Disability Studies Cheat Sheet
The core ideas of Disability Studies distilled into a single, scannable reference — perfect for review or quick lookup.
Quick Reference
Social Model of Disability
A framework that distinguishes between impairment (a bodily or mental condition) and disability (the social barriers and exclusion that people with impairments face). Disability is understood as produced by society rather than by the individual's body.
Medical Model of Disability
The traditional framework that views disability as an individual pathology or deficit located in the body, requiring medical intervention, cure, or rehabilitation to restore the person to 'normal' functioning.
Ableism
A system of discrimination and social prejudice that favors able-bodied and neurotypical individuals, devaluing the lives, contributions, and experiences of disabled people. It operates at individual, institutional, and structural levels.
Crip Theory
An intellectual and political framework, influenced by queer theory, that reclaims the word 'crip' to challenge normative assumptions about bodies and minds. It questions compulsory able-bodiedness and celebrates disability as a form of human diversity and identity.
Universal Design
The design of products, environments, programs, and services to be usable by all people to the greatest extent possible, without the need for adaptation or specialized design. It benefits not only disabled people but the entire population.
Intersectionality and Disability
The analysis of how disability intersects with other axes of identity and oppression, including race, gender, class, sexuality, and nationality. Disabled people's experiences vary dramatically depending on these intersecting social positions.
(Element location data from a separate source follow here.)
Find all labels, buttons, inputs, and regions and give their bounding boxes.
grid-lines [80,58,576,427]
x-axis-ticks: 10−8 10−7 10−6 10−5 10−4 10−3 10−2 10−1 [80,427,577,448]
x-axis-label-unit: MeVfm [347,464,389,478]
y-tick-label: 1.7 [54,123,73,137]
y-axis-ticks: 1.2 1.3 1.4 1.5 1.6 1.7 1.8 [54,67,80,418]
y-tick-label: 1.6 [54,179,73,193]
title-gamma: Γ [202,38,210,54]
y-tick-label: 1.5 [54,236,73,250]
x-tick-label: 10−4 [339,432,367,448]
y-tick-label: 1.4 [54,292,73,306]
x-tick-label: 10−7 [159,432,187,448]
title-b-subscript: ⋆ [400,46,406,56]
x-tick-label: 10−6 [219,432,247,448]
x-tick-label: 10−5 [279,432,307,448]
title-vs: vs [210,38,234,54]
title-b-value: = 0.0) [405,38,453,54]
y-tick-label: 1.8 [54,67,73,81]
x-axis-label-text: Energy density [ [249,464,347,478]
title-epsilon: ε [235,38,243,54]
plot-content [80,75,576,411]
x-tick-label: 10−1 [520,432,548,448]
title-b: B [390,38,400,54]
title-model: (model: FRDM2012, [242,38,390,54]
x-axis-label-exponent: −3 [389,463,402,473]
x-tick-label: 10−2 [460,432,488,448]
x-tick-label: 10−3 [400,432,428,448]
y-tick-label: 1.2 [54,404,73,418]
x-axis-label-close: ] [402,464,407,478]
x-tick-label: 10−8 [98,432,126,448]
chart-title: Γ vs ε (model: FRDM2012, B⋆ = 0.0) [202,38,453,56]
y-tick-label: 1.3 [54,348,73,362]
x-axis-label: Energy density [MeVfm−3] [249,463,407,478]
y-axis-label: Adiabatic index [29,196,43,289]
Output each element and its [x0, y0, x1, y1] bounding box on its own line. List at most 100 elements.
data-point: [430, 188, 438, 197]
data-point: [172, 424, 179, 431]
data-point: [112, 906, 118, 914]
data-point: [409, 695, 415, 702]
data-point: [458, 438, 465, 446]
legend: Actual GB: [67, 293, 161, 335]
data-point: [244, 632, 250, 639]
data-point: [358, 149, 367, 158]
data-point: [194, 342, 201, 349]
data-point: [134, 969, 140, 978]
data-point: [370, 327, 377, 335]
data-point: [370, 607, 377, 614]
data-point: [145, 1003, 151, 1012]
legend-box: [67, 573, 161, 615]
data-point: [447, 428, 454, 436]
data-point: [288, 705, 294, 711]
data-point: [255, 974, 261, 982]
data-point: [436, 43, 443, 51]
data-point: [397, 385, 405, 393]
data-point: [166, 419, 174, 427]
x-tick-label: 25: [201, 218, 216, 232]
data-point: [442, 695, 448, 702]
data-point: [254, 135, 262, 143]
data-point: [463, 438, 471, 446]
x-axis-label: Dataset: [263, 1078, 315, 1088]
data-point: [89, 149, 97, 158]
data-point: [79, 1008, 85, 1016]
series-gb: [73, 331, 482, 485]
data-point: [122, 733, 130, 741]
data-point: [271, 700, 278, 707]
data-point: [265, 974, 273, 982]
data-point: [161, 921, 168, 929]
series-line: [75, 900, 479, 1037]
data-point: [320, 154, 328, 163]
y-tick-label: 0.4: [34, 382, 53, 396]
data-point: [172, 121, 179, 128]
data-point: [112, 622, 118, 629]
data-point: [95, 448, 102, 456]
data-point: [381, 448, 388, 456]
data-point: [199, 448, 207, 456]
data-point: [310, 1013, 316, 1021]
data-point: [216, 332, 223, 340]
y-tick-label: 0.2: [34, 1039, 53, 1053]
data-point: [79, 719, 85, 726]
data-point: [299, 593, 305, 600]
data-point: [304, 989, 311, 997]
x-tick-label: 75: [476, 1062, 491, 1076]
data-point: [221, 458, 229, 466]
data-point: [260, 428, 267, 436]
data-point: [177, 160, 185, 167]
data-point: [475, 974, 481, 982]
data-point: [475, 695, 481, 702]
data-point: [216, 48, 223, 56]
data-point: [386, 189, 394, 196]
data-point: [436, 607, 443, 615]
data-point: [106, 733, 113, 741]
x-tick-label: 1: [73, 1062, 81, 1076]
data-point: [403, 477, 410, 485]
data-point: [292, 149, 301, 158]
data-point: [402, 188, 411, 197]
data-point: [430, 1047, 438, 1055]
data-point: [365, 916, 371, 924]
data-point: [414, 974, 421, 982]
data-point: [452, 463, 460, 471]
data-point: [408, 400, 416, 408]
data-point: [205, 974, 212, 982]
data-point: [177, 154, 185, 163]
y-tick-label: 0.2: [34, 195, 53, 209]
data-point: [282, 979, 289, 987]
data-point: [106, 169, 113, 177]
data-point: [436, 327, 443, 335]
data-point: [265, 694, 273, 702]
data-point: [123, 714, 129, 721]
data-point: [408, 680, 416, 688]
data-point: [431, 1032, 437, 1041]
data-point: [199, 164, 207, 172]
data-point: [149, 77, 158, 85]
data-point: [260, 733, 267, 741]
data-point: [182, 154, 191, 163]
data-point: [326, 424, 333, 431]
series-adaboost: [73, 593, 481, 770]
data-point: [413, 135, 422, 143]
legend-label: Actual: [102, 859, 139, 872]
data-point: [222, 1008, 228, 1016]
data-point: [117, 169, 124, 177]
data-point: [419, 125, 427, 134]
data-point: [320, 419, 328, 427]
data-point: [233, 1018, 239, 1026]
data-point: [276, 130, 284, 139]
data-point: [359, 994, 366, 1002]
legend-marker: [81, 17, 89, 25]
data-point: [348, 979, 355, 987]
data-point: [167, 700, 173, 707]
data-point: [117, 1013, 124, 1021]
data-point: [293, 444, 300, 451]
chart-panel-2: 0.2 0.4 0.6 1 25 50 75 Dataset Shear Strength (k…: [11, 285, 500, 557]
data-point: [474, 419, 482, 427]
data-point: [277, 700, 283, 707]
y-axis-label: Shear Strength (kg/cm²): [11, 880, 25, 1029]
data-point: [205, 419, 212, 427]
Independent Living Movement
A social and political movement, originating in the 1960s and 1970s, that asserts the right of disabled people to live in the community with adequate support rather than in institutions. It emphasizes consumer control, self-determination, and peer support.
Disability Justice
A framework developed by disabled queer people of color, including Sins Invalid and Patty Berne, that centers the leadership of those most impacted by intersecting systems of oppression. It moves beyond legal rights to address collective liberation and interdependence.
Neurodiversity
A concept asserting that neurological differences such as autism, ADHD, dyslexia, and other cognitive variations are natural forms of human diversity rather than disorders to be cured. It advocates for acceptance and accommodation rather than normalization.
Nothing About Us Without Us
A political slogan and principle originating in disability activism that insists disabled people must be centrally involved in all decisions, policies, research, and services that affect their lives. It rejects paternalistic approaches to disability policy.